QUEBEC CITY, QUEBEC--(Marketwired - May 19, 2015) - Robex Resources Inc. ("Robex" and / or "the Company") (TSX VENTURE:RBX)(FRANKFURT:RB4) announces their intention to proceed with a private placement in the form of debentures, for a maximum of ten (10) million Canadian dollars.

The debentures sold at a price of $ 1,000 per debenture have a maturity of 3 years and bear an annual interest rate of 10% payable on each anniversary date. They are repayable on the maturity date. The debentures are convertible at their maturity by their holders upon the company's agreement. The latter may otherwise force the conversion of the debentures at the maturity date to the extent that the market price of the common shares of the company was equal to or exceeds $ 0.25 for 21 consecutive trading days preceding the maturity date of the debentures. The conversion, if any, will be made in common shares of the Company at a conversion price of $ 0.10 per common share, being 10,000 common shares per $ 1,000 of debenture capital.

Closing of the offering will be subject to regulatory approvals including the approval from the TSX Venture Exchange (the "Exchange"). The Debentures that will be issued under this offering will be subject to a hold period of four months plus one day from the date of closing.

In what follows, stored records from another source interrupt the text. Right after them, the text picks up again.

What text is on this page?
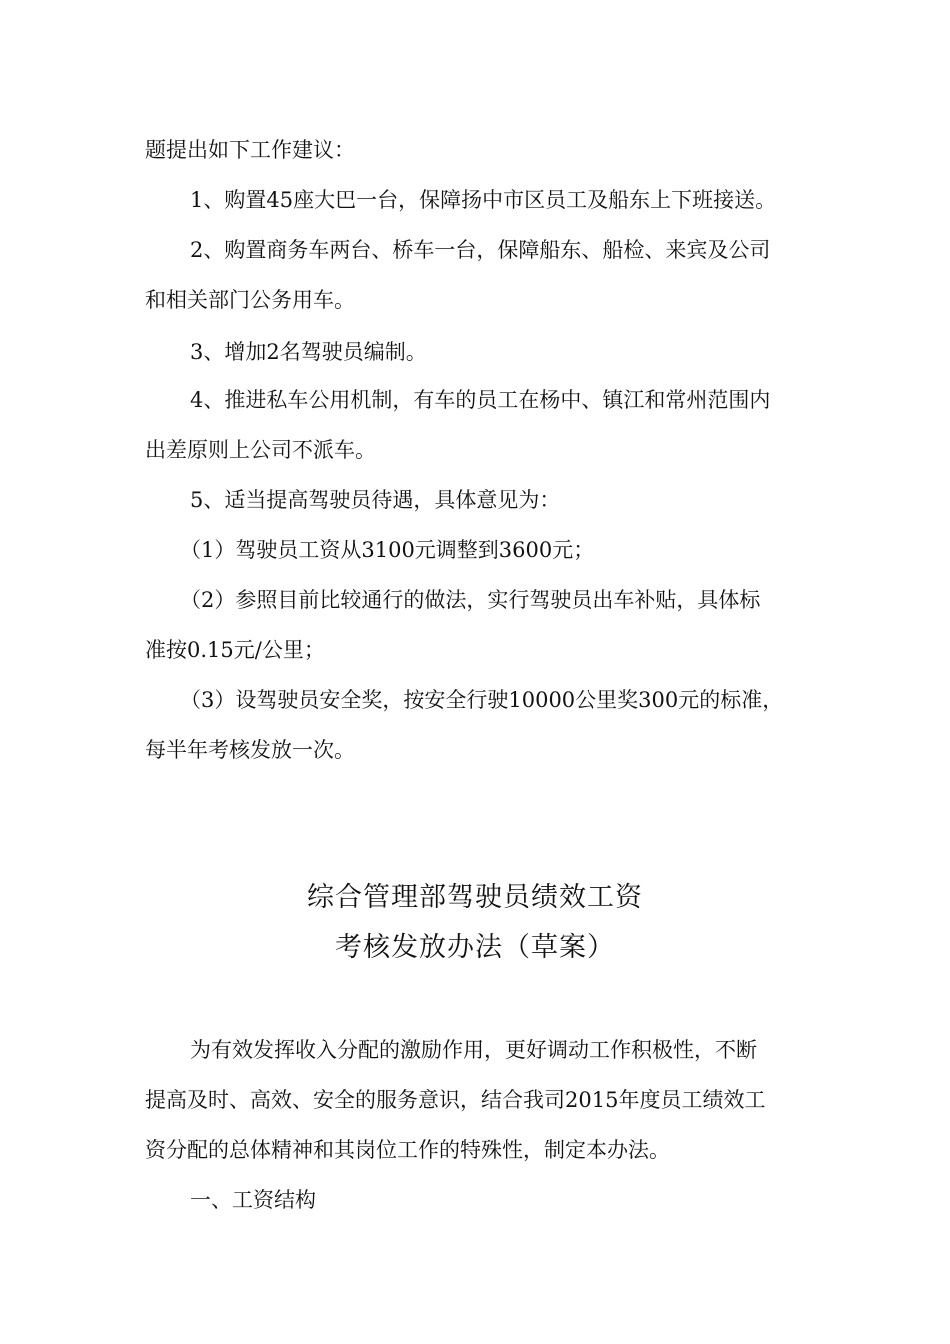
题提出如下工作建议：
1、购置45座大巴一台，保障扬中市区员工及船东上下班接送。
2、购置商务车两台、桥车一台，保障船东、船检、来宾及公司
和相关部门公务用车。
3、增加2名驾驶员编制。
4、推进私车公用机制，有车的员工在杨中、镇江和常州范围内
出差原则上公司不派车。
5、适当提高驾驶员待遇，具体意见为：
（1）驾驶员工资从3100元调整到3600元；
（2）参照目前比较通行的做法，实行驾驶员出车补贴，具体标
准按0.15元/公里；
（3）设驾驶员安全奖，按安全行驶10000公里奖300元的标准，
每半年考核发放一次。
综合管理部驾驶员绩效工资
考核发放办法（草案）
为有效发挥收入分配的激励作用，更好调动工作积极性，不断
提高及时、高效、安全的服务意识，结合我司2015年度员工绩效工
资分配的总体精神和其岗位工作的特殊性，制定本办法。
一、工资结构
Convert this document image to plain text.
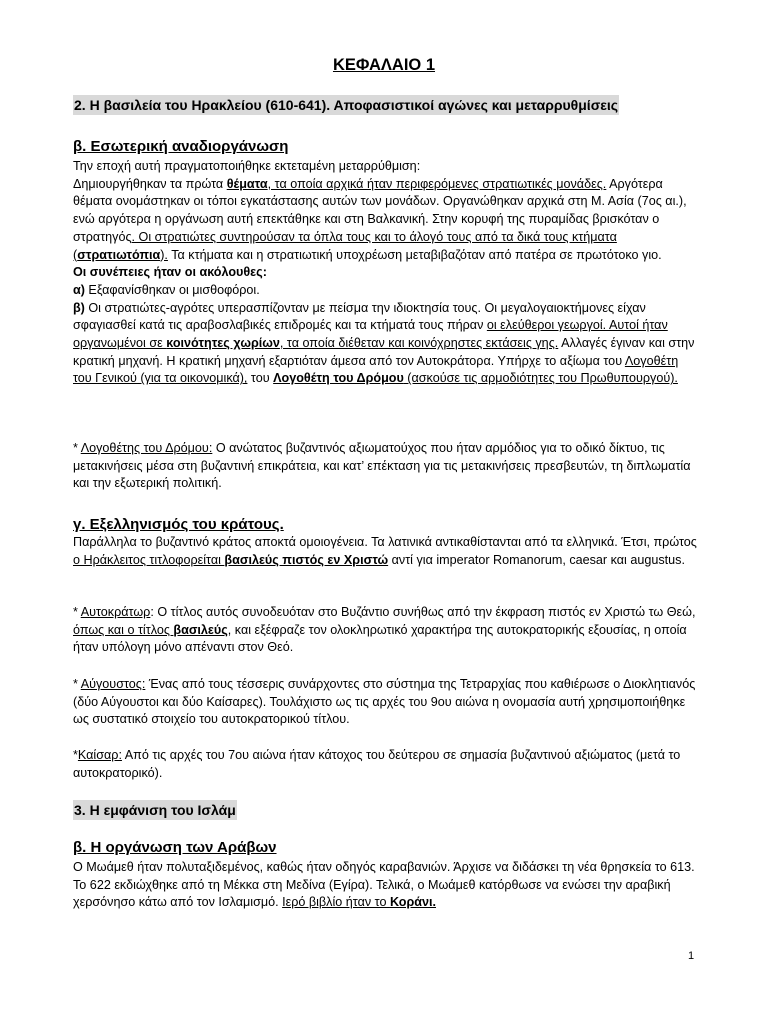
ΚΕΦΑΛΑΙΟ 1
2. Η βασιλεία του Ηρακλείου (610-641). Αποφασιστικοί αγώνες και μεταρρυθμίσεις
β. Εσωτερική αναδιοργάνωση
Την εποχή αυτή πραγματοποιήθηκε εκτεταμένη μεταρρύθμιση:
Δημιουργήθηκαν τα πρώτα θέματα, τα οποία αρχικά ήταν περιφερόμενες στρατιωτικές μονάδες. Αργότερα θέματα ονομάστηκαν οι τόποι εγκατάστασης αυτών των μονάδων. Οργανώθηκαν αρχικά στη Μ. Ασία (7ος αι.), ενώ αργότερα η οργάνωση αυτή επεκτάθηκε και στη Βαλκανική. Στην κορυφή της πυραμίδας βρισκόταν ο στρατηγός. Οι στρατιώτες συντηρούσαν τα όπλα τους και το άλογό τους από τα δικά τους κτήματα (στρατιωτόπια). Τα κτήματα και η στρατιωτική υποχρέωση μεταβιβαζόταν από πατέρα σε πρωτότοκο γιο.
Οι συνέπειες ήταν οι ακόλουθες:
α) Εξαφανίσθηκαν οι μισθοφόροι.
β) Οι στρατιώτες-αγρότες υπερασπίζονταν με πείσμα την ιδιοκτησία τους. Οι μεγαλογαιοκτήμονες είχαν σφαγιασθεί κατά τις αραβοσλαβικές επιδρομές και τα κτήματά τους πήραν οι ελεύθεροι γεωργοί. Αυτοί ήταν οργανωμένοι σε κοινότητες χωρίων, τα οποία διέθεταν και κοινόχρηστες εκτάσεις γης. Αλλαγές έγιναν και στην κρατική μηχανή. Η κρατική μηχανή εξαρτιόταν άμεσα από τον Αυτοκράτορα. Υπήρχε το αξίωμα του Λογοθέτη του Γενικού (για τα οικονομικά), του Λογοθέτη του Δρόμου (ασκούσε τις αρμοδιότητες του Πρωθυπουργού).
* Λογοθέτης του Δρόμου: Ο ανώτατος βυζαντινός αξιωματούχος που ήταν αρμόδιος για το οδικό δίκτυο, τις μετακινήσεις μέσα στη βυζαντινή επικράτεια, και κατ’ επέκταση για τις μετακινήσεις πρεσβευτών, τη διπλωματία και την εξωτερική πολιτική.
γ. Εξελληνισμός του κράτους.
Παράλληλα το βυζαντινό κράτος αποκτά ομοιογένεια. Τα λατινικά αντικαθίστανται από τα ελληνικά. Έτσι, πρώτος ο Ηράκλειτος τιτλοφορείται βασιλεύς πιστός εν Χριστώ αντί για imperator Romanorum, caesar και augustus.
* Αυτοκράτωρ: Ο τίτλος αυτός συνοδευόταν στο Βυζάντιο συνήθως από την έκφραση πιστός εν Χριστώ τω Θεώ, όπως και ο τίτλος βασιλεύς, και εξέφραζε τον ολοκληρωτικό χαρακτήρα της αυτοκρατορικής εξουσίας, η οποία ήταν υπόλογη μόνο απέναντι στον Θεό.
* Αύγουστος: Ένας από τους τέσσερις συνάρχοντες στο σύστημα της Τετραρχίας που καθιέρωσε ο Διοκλητιανός (δύο Αύγουστοι και δύο Καίσαρες). Τουλάχιστο ως τις αρχές του 9ου αιώνα η ονομασία αυτή χρησιμοποιήθηκε ως συστατικό στοιχείο του αυτοκρατορικού τίτλου.
*Καίσαρ: Από τις αρχές του 7ου αιώνα ήταν κάτοχος του δεύτερου σε σημασία βυζαντινού αξιώματος (μετά το αυτοκρατορικό).
3. Η εμφάνιση του Ισλάμ
β. Η οργάνωση των Αράβων
Ο Μωάμεθ ήταν πολυταξιδεμένος, καθώς ήταν οδηγός καραβανιών. Άρχισε να διδάσκει τη νέα θρησκεία το 613. Το 622 εκδιώχθηκε από τη Μέκκα στη Μεδίνα (Εγίρα). Τελικά, ο Μωάμεθ κατόρθωσε να ενώσει την αραβική χερσόνησο κάτω από τον Ισλαμισμό. Ιερό βιβλίο ήταν το Κοράνι.
1
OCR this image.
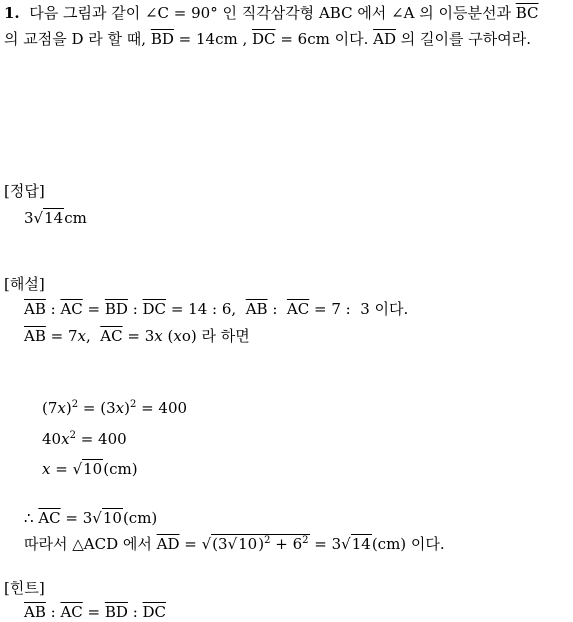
1.  다음 그림과 같이 ∠C = 90° 인 직각삼각형 ABC 에서 ∠A 의 이등분선과 $\overline{BC}$
의 교점을 D 라 할 때, $\overline{BD} = 14cm$ , $\overline{DC} = 6cm$ 이다. $\overline{AD}$ 의 길이를 구하여라.
[정답]
3√14cm
[해설]
$\overline{AB}$ : $\overline{AC} = \overline{BD}$ : $\overline{DC} = 14$ : 6,  $\overline{AB}$ :  $\overline{AC} = 7$ :  3 이다.
$\overline{AB} = 7x$,  $\overline{AC} = 3x$ (xo) 라 하면
$(7x)^2 = (3x)^2 = 400$
$40x^2 = 400$
x = √10(cm)
∴ $\overline{AC} = 3√10(cm)$
따라서 △ACD 에서 $\overline{AD} = √(3√10)^2 + 6^2 = 3√14(cm)$ 이다.
[힌트]
$\overline{AB}$ : $\overline{AC} = \overline{BD}$ : $\overline{DC}$
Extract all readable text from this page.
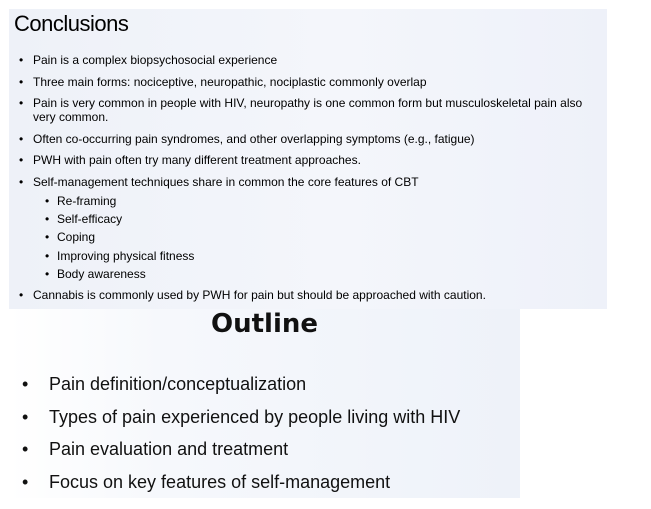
Conclusions
• Pain is a complex biopsychosocial experience
• Three main forms: nociceptive, neuropathic, nociplastic commonly overlap
• Pain is very common in people with HIV, neuropathy is one common form but musculoskeletal pain also very common.
• Often co-occurring pain syndromes, and other overlapping symptoms (e.g., fatigue)
• PWH with pain often try many different treatment approaches.
• Self-management techniques share in common the core features of CBT
• Re-framing
• Self-efficacy
• Coping
• Improving physical fitness
• Body awareness
• Cannabis is commonly used by PWH for pain but should be approached with caution.
Outline
• Pain definition/conceptualization
• Types of pain experienced by people living with HIV
• Pain evaluation and treatment
• Focus on key features of self-management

The Cohen Group will subscribe, if necessary, to this financing in a proportion equal to their current stake in the company, being of 66.05%, for a maximum subscription of seven (7) million Canadian dollars.

These additional funds will cover:

  • the immediate establishment of an exploration program at Nampala with the objective to transfer up to a million ounces (1,000,000 ounces) of inferred resources towards the measured and indicated resources; and
  • the working capital funds needed at the moment of the restart at 4,000 tonnes per day (t / d) of the Nampala mine; and
  • the increase in investment of 4 million Canadian dollars on the Nampala mine to cover the purchase of a higher level of equipment than originally planned including a new ball mill at 4,000 t / j instead of a used ball mill, adding a Zadra type elution system capable of operating atmospherically or under pressure instead of simply improving the former elution system; and
  • finally, these funds will offset the increase in the US dollar versus the Canadian dollar (the investment budget being held in US dollars).

Temporary loan from Georges Cohen of $ 2 million CAD

Furthermore, Robex confirms the negotiation of a temporary loan of 2 million Canadian dollars from Mr. Georges Cohen, president and CEO of the Company.

The purpose of this temporary loan is to provide the Company with the temporary resources in order to continue the short-term investments required for the equipment to restart the Nampala mine at 4,000 t / d, which is scheduled for the 3rd quarter of 2015.

The loan bears an interest rate of ten percent (10%) annually. This loan will be fully repaid, principal and interest, at the time of closing the private placement debenture of 10M.


Restarting the Nampala mine at 600 t / d is scheduled for June 2015. This intermediate stage of production at 600 t / d will bridge the gap with the start of the definitive ball mill so that mine will not shut down before proceeding to 4,000 tonnes per day thereafter.

Each of the above transactions involving Mr. Georges Cohen and his family constituted of a "related party transaction" under Multilateral Instrument 61-101 Protection of Minority Security Holders in Special Transactions ("MI 61-101"). However, they are exempt from the requirement to prepare a formal evaluation and minority approval provided for in Regulation 61-101 under the exemptions in subsection 5.5 (a) and paragraph 5.7 (1) (a ) of MI 61-101, since the fair market value of the anticipated participation of the specified person or the consideration paid does not exceed 25% of Robex's market capitalization. A material change report concerning the proposed transactions will be filed on the SEDAR website.

This press release contains statements that may constitute "forward-looking information" or "forward-looking statements" as set out within the context of security law. This forward-looking information is subject to many risks and uncertainties, some of which are beyond Robex's control. The actual results or conclusions may differ considerably from those that have been set out, or intimated, in this forward-looking information. There are many factors which may cause such disparity, especially the instability of metal market prices, the results of fluctuations in foreign currency exchange rates or in interest rates, poorly estimated reserves, environmental risks (stricter regulations), unforeseen geological situations, unfavourable extraction conditions, political risks brought on by mining in developing countries, regulatory and governmental policy changes (laws and policies), failure to obtain the requisite permits and approvals from government bodies, or any other risk relating to mining and development. There is no guarantee that the circumstances anticipated in this forward-looking information will occur, or if they do occur, how they will benefit Robex. The forward-looking information is based on the estimates and opinions of Robex's management at the time of the publication of the information and Robex does not assume any obligation to make public updates or modifications to any of the forward-looking statements, whether as a result of new information, future events, or any other cause, except if it is required by securities laws.

Neither TSX Venture Exchange nor its Regulation Services Provider (as that term is defined in policies of the TSX Venture Exchange) accepts responsibility for the adequacy or accuracy of this release.